News

BGF Leader Sentenced To Over 10 Years In Prison In Baltimore Jail Racketeering Conspiracy

Directed Correctional Officers to Smuggle Contraband into Baltimore Correctional Facility,
and Had Sex with Two Correctional Officers

FOR IMMEDIATE RELEASE
July 23, 2014

 

Baltimore, Maryland – U.S. District Judge Ellen L. Hollander sentenced Jamar Anderson, age 24, of Baltimore, today to 121 months in prison followed by three years of supervised release for participating in a racketeering conspiracy that included the smuggling of drugs and contraband inside the Baltimore City Detention Center (BCDC). Judge Hollander ordered that 60 months of his federal sentence will be served consecutive to the state murder sentence that he is currently serving.

The sentence was announced by United States Attorney for the District of Maryland Rod J. Rosenstein; Special Agent in Charge Stephen E. Vogt of the Federal Bureau of Investigation; Secretary Gregg Hershberger of the Maryland Department of Public Safety and Correctional Services; Baltimore Police Commissioner Anthony W. Batts; and Baltimore City State’s Attorney Gregg L. Bernstein.

This case was developed as a result of the efforts of the Maryland Prison Task Force, formed in 2011 with the Maryland Department of Public Safety and Correctional Services, local, state and federal law enforcement agencies, and prosecutors. The Task Force has met regularly for over three years, generating recommendations to reform prison procedures and producing leads that have been pursued by state, local and federal criminal investigators. The investigation is continuing.

According to court documents, the Black Guerilla Family (BGF) has been the dominant gang at the BCDC, and in several connected facilities, including the Baltimore Central Booking Intake Center (BCBIC), the Women’s Detention Center, which houses many men, and in the Jail Industries Building.

According to his plea agreement, Anderson is a member of the BGF and was in pretrial custody at BCDC from 2012 to 2013. During that time, Anderson often directed correctional officers to smuggle contraband into BCDC, including cell phones, tobacco and drugs. In return, the correctional officers received payments, gifts or a share of the profits. Anderson knew many correctional officers involved in contraband trafficking, and had sexual relationships with two of them. Anderson and his closest BGF allies frequently used others to obtain contraband from outside the prison, and hold it or deliver it to correctional officers for smuggling.

Twenty-four of the 44 defendants charged in the conspiracy have pleaded guilty, including 14 correctional officers. One defendant has died. Trial is scheduled to begin November 17, 2014 for the remaining defendants.
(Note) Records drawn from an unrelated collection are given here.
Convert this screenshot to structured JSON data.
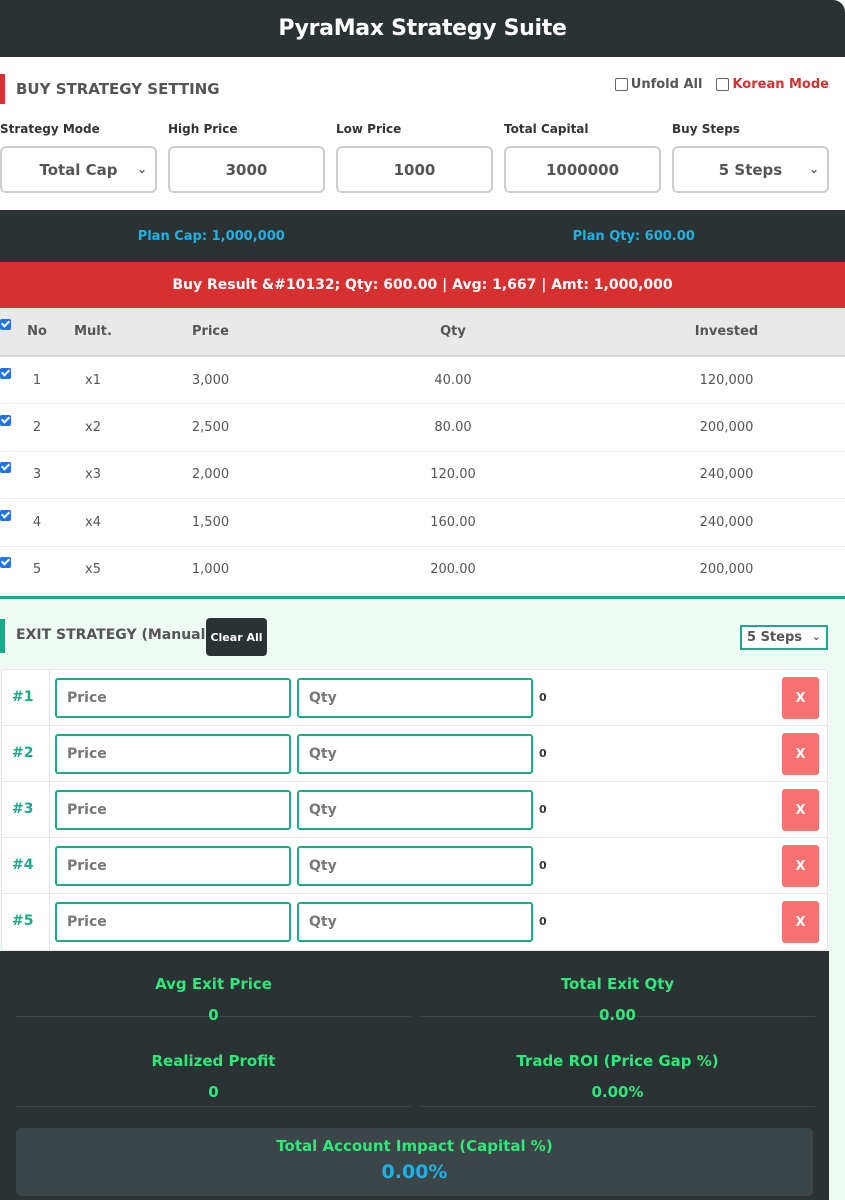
{
  "app": {
    "title": "PyraMax Strategy Suite"
  },
  "buy_setting": {
    "title": "BUY STRATEGY SETTING",
    "unfold_all_label": "Unfold All",
    "korean_mode_label": "Korean Mode",
    "fields": {
      "strategy_mode": {
        "label": "Strategy Mode",
        "value": "Total Cap"
      },
      "high_price": {
        "label": "High Price",
        "value": "3000"
      },
      "low_price": {
        "label": "Low Price",
        "value": "1000"
      },
      "total_capital": {
        "label": "Total Capital",
        "value": "1000000"
      },
      "buy_steps": {
        "label": "Buy Steps",
        "value": "5 Steps"
      }
    }
  },
  "plan": {
    "cap_label": "Plan Cap:",
    "cap_value": "1,000,000",
    "qty_label": "Plan Qty:",
    "qty_value": "600.00"
  },
  "buy_result": {
    "text": "Buy Result &#10132; Qty: 600.00 | Avg: 1,667 | Amt: 1,000,000"
  },
  "buy_table": {
    "headers": [
      "No",
      "Mult.",
      "Price",
      "Qty",
      "Invested"
    ],
    "rows": [
      {
        "no": "1",
        "mult": "x1",
        "price": "3,000",
        "qty": "40.00",
        "invested": "120,000"
      },
      {
        "no": "2",
        "mult": "x2",
        "price": "2,500",
        "qty": "80.00",
        "invested": "200,000"
      },
      {
        "no": "3",
        "mult": "x3",
        "price": "2,000",
        "qty": "120.00",
        "invested": "240,000"
      },
      {
        "no": "4",
        "mult": "x4",
        "price": "1,500",
        "qty": "160.00",
        "invested": "240,000"
      },
      {
        "no": "5",
        "mult": "x5",
        "price": "1,000",
        "qty": "200.00",
        "invested": "200,000"
      }
    ]
  },
  "exit": {
    "title": "EXIT STRATEGY (Manual)",
    "clear_all_label": "Clear All",
    "steps_value": "5 Steps",
    "rows": [
      {
        "num": "#1",
        "price_placeholder": "Price",
        "qty_placeholder": "Qty",
        "value": "0",
        "remove_label": "X"
      },
      {
        "num": "#2",
        "price_placeholder": "Price",
        "qty_placeholder": "Qty",
        "value": "0",
        "remove_label": "X"
      },
      {
        "num": "#3",
        "price_placeholder": "Price",
        "qty_placeholder": "Qty",
        "value": "0",
        "remove_label": "X"
      },
      {
        "num": "#4",
        "price_placeholder": "Price",
        "qty_placeholder": "Qty",
        "value": "0",
        "remove_label": "X"
      },
      {
        "num": "#5",
        "price_placeholder": "Price",
        "qty_placeholder": "Qty",
        "value": "0",
        "remove_label": "X"
      }
    ]
  },
  "summary": {
    "avg_exit_price": {
      "label": "Avg Exit Price",
      "value": "0"
    },
    "total_exit_qty": {
      "label": "Total Exit Qty",
      "value": "0.00"
    },
    "realized_profit": {
      "label": "Realized Profit",
      "value": "0"
    },
    "trade_roi": {
      "label": "Trade ROI (Price Gap %)",
      "value": "0.00%"
    },
    "account_impact": {
      "label": "Total Account Impact (Capital %)",
      "value": "0.00%"
    }
  },
  "colors": {
    "dark": "#2b3234",
    "red": "#d63031",
    "teal": "#1aab8a",
    "green_text": "#2ee87a",
    "blue_text": "#1ab3e6",
    "remove_button": "#f87171"
  }
}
U.S. Attorney Rosenstein recognized the efforts of the other members of the Maryland Prison Task Force, including: Colonel Marcus L. Brown, Superintendent of the Maryland State Police; Chief Mark A. Magaw of the Prince George’s County Police Department; United States Marshal Johnny Hughes; Special Agent in Charge Karl C. Colder of the Drug Enforcement Administration - Washington Field Division; Tom Carr, Director of the Washington-Baltimore High Intensity Drug Trafficking Area; and Dave Engel, Executive Director of the Maryland Coordination and Analysis Center.

United States Attorney Rod J. Rosenstein praised the FBI, Maryland Department of Public Safety and Correctional Services, Baltimore Police Department, and Maryland Prison Task Force, for their work in the investigation. Mr. Rosenstein thanked Assistant United States Attorneys Robert R. Harding and Ayn B. Ducao, who are prosecuting this Organized Crime Drug Enforcement Task Force case.